Deploying at Scale
How can organizations deploy machine learning more rapidly and at greater scale? Learn from the experts. Make it simple for experts to share what they see and what they know. An expert can be a health worker, a surgeon, and someone who works in a warehouse: all have insights and information that when properly analyzed, can guide MACRO-EYES technology that learns to address problems before they occur.

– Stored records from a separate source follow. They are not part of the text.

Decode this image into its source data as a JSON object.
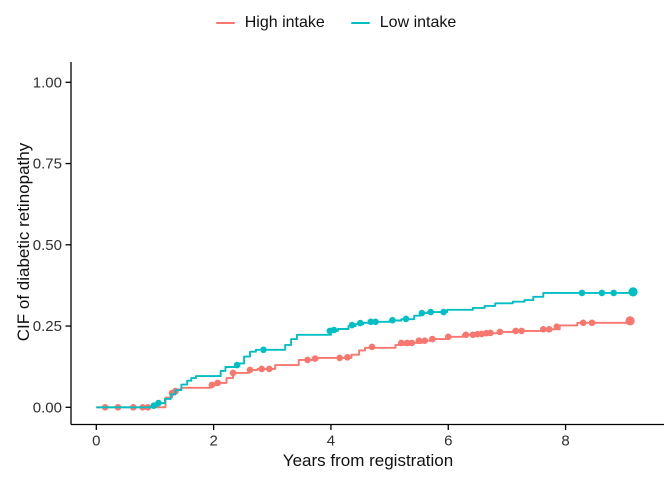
{
  "chart_data": {
    "type": "line",
    "subtype": "step-cumulative-incidence",
    "title": "",
    "xlabel": "Years from registration",
    "ylabel": "CIF of diabetic retinopathy",
    "xlim": [
      0,
      9.2
    ],
    "ylim": [
      0,
      1.0
    ],
    "x_ticks": [
      0,
      2,
      4,
      6,
      8
    ],
    "y_ticks": [
      0,
      0.25,
      0.5,
      0.75,
      1.0
    ],
    "y_tick_labels": [
      "0.00",
      "0.25",
      "0.50",
      "0.75",
      "1.00"
    ],
    "grid": false,
    "legend_position": "top-center",
    "axis_color": "#000000",
    "series": [
      {
        "name": "High intake",
        "color": "#F8766D",
        "steps": [
          [
            0,
            0
          ],
          [
            1.18,
            0.03
          ],
          [
            1.29,
            0.044
          ],
          [
            1.38,
            0.055
          ],
          [
            1.45,
            0.06
          ],
          [
            1.95,
            0.069
          ],
          [
            2.07,
            0.075
          ],
          [
            2.22,
            0.09
          ],
          [
            2.33,
            0.106
          ],
          [
            2.6,
            0.115
          ],
          [
            2.75,
            0.118
          ],
          [
            3.05,
            0.13
          ],
          [
            3.45,
            0.146
          ],
          [
            3.75,
            0.152
          ],
          [
            4.35,
            0.162
          ],
          [
            4.48,
            0.175
          ],
          [
            4.58,
            0.183
          ],
          [
            5.1,
            0.192
          ],
          [
            5.3,
            0.198
          ],
          [
            5.55,
            0.205
          ],
          [
            5.75,
            0.21
          ],
          [
            6.0,
            0.217
          ],
          [
            6.25,
            0.223
          ],
          [
            6.6,
            0.228
          ],
          [
            6.85,
            0.232
          ],
          [
            7.1,
            0.235
          ],
          [
            7.6,
            0.24
          ],
          [
            7.9,
            0.252
          ],
          [
            8.2,
            0.26
          ],
          [
            9.1,
            0.266
          ]
        ],
        "censor_marks": [
          [
            0.15,
            0
          ],
          [
            0.37,
            0
          ],
          [
            0.63,
            0
          ],
          [
            0.79,
            0
          ],
          [
            0.88,
            0
          ],
          [
            1.29,
            0.044
          ],
          [
            1.35,
            0.05
          ],
          [
            1.97,
            0.069
          ],
          [
            2.07,
            0.075
          ],
          [
            2.33,
            0.106
          ],
          [
            2.62,
            0.115
          ],
          [
            2.82,
            0.118
          ],
          [
            2.95,
            0.118
          ],
          [
            3.6,
            0.146
          ],
          [
            3.73,
            0.15
          ],
          [
            4.15,
            0.152
          ],
          [
            4.28,
            0.154
          ],
          [
            4.7,
            0.186
          ],
          [
            5.2,
            0.198
          ],
          [
            5.3,
            0.198
          ],
          [
            5.38,
            0.198
          ],
          [
            5.5,
            0.205
          ],
          [
            5.6,
            0.205
          ],
          [
            5.73,
            0.21
          ],
          [
            6.0,
            0.217
          ],
          [
            6.3,
            0.223
          ],
          [
            6.42,
            0.223
          ],
          [
            6.5,
            0.225
          ],
          [
            6.57,
            0.226
          ],
          [
            6.65,
            0.228
          ],
          [
            6.72,
            0.229
          ],
          [
            6.88,
            0.232
          ],
          [
            7.15,
            0.235
          ],
          [
            7.25,
            0.235
          ],
          [
            7.62,
            0.24
          ],
          [
            7.72,
            0.24
          ],
          [
            7.85,
            0.248
          ],
          [
            8.3,
            0.26
          ],
          [
            8.45,
            0.26
          ]
        ],
        "endpoint": [
          9.1,
          0.266
        ]
      },
      {
        "name": "Low intake",
        "color": "#00BFC4",
        "steps": [
          [
            0,
            0
          ],
          [
            0.95,
            0.005
          ],
          [
            1.05,
            0.013
          ],
          [
            1.17,
            0.026
          ],
          [
            1.27,
            0.04
          ],
          [
            1.35,
            0.053
          ],
          [
            1.45,
            0.07
          ],
          [
            1.55,
            0.082
          ],
          [
            1.62,
            0.09
          ],
          [
            1.7,
            0.096
          ],
          [
            2.12,
            0.112
          ],
          [
            2.2,
            0.124
          ],
          [
            2.42,
            0.135
          ],
          [
            2.52,
            0.156
          ],
          [
            2.62,
            0.171
          ],
          [
            2.72,
            0.177
          ],
          [
            3.22,
            0.192
          ],
          [
            3.32,
            0.21
          ],
          [
            3.42,
            0.223
          ],
          [
            4.0,
            0.235
          ],
          [
            4.12,
            0.241
          ],
          [
            4.3,
            0.25
          ],
          [
            4.42,
            0.256
          ],
          [
            4.55,
            0.26
          ],
          [
            4.68,
            0.263
          ],
          [
            5.0,
            0.267
          ],
          [
            5.2,
            0.271
          ],
          [
            5.42,
            0.282
          ],
          [
            5.52,
            0.29
          ],
          [
            5.65,
            0.293
          ],
          [
            5.98,
            0.3
          ],
          [
            6.42,
            0.306
          ],
          [
            6.62,
            0.312
          ],
          [
            6.8,
            0.32
          ],
          [
            7.1,
            0.325
          ],
          [
            7.3,
            0.33
          ],
          [
            7.45,
            0.34
          ],
          [
            7.62,
            0.352
          ],
          [
            9.15,
            0.355
          ]
        ],
        "censor_marks": [
          [
            0.98,
            0.005
          ],
          [
            1.06,
            0.013
          ],
          [
            2.4,
            0.13
          ],
          [
            2.85,
            0.177
          ],
          [
            3.98,
            0.235
          ],
          [
            4.05,
            0.238
          ],
          [
            4.36,
            0.253
          ],
          [
            4.5,
            0.259
          ],
          [
            4.68,
            0.263
          ],
          [
            4.76,
            0.263
          ],
          [
            5.05,
            0.268
          ],
          [
            5.28,
            0.272
          ],
          [
            5.55,
            0.29
          ],
          [
            5.7,
            0.293
          ],
          [
            5.92,
            0.293
          ],
          [
            8.28,
            0.352
          ],
          [
            8.62,
            0.352
          ],
          [
            8.82,
            0.352
          ]
        ],
        "endpoint": [
          9.15,
          0.355
        ]
      }
    ]
  }
}
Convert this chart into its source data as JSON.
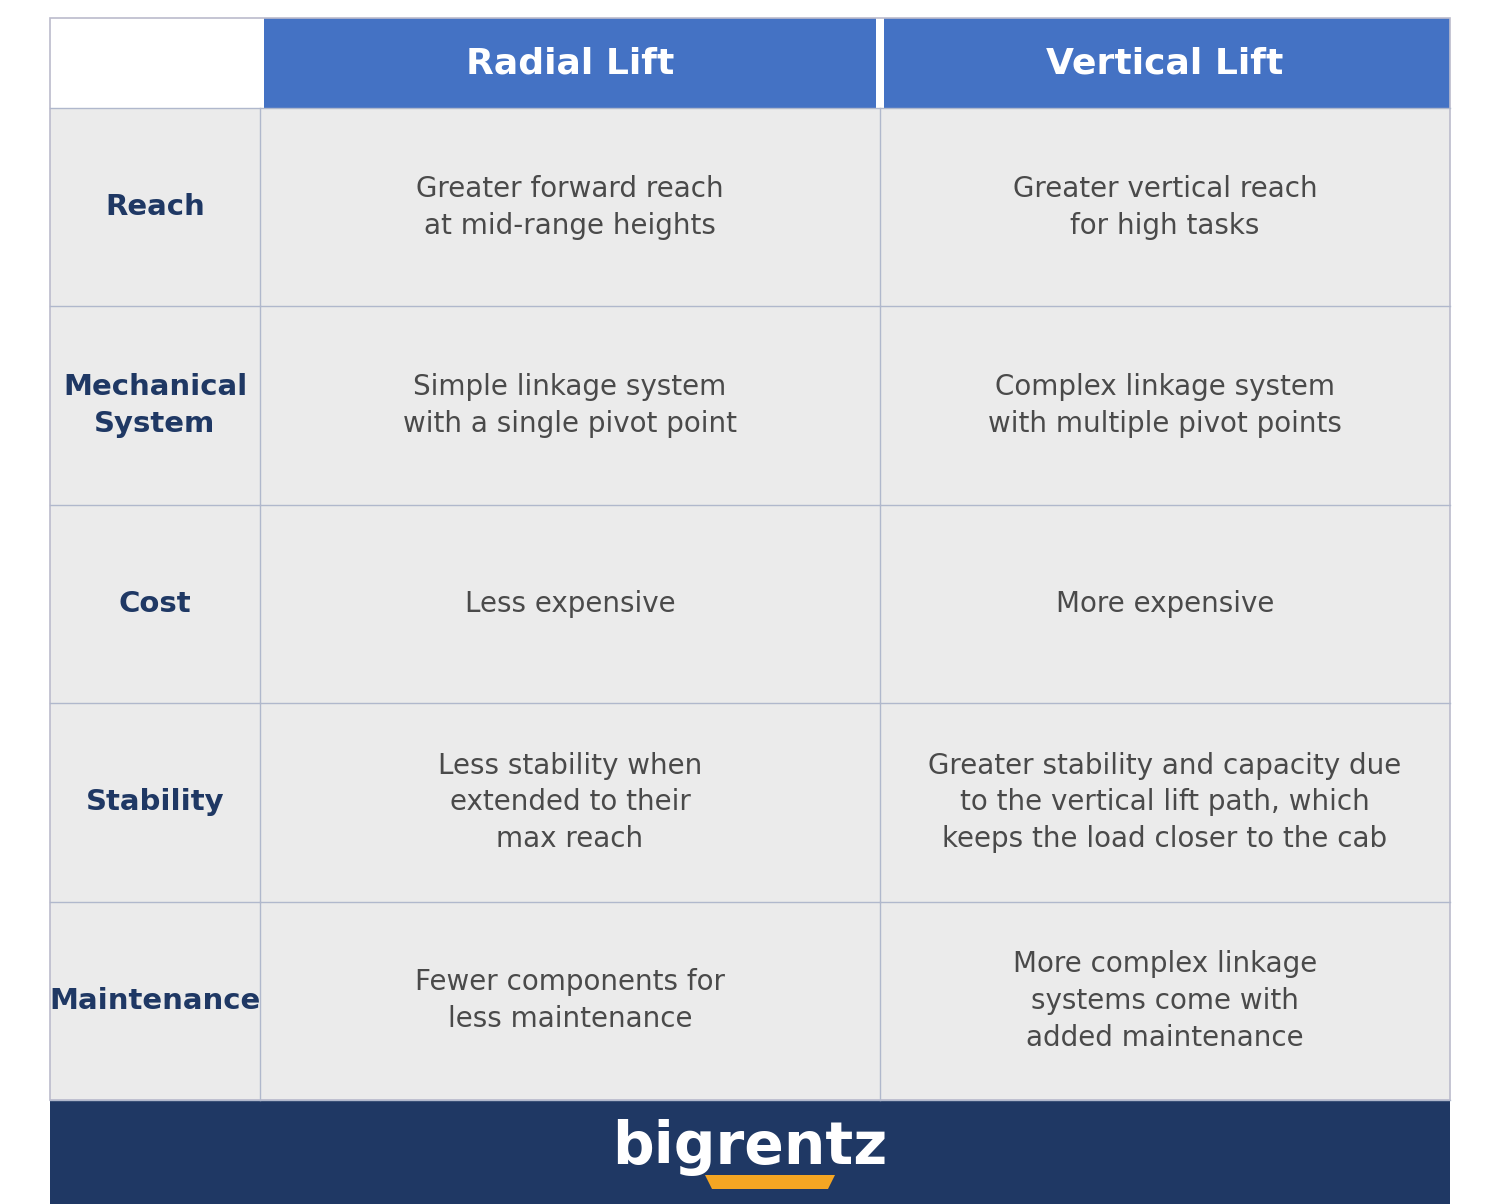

The US Department of Defense has a strategy for operational intelligence built on the belief that “every soldier is a sensor” – a guiding concept for MACRO-EYES that we extend across domains. When every health worker, everyone who is part of a supply chain, every soldier becomes a sensor – existing infrastructure rapidly becomes resilient. Learn from the people who know. Learn from the people who are there now. There is also a phenomenology of AI to consider: use the system, and you understand it. Contribute to the system and you can learn its logic by tracing your input to its output.
The most radical element of our implementations of expert-in-the-loop machine learning is the capability to build systems for bio-surveillance / information infrastructure in months, rather than years at fraction of the conventional cost. Imagine being able to deploy, anywhere in the world – and within a few months - infrastructure to understand populations, the burden of disease, and the context for care. Satellites image every quadrant of the earth in increasing granularity and at decreasing cost. There are 4B smart phones on earth (and 5.7B adults); smart(ish) phones are present everywhere. The combination of expert-in-the-loop + insight machine learned from satellite imagery is extremely scalable. The ‘satellite + mobile’ dyad for learning at scale makes it easier to transition existing infrastructure to predictive systems, capable of anticipating risk and identifying improvements in care with time to prepare.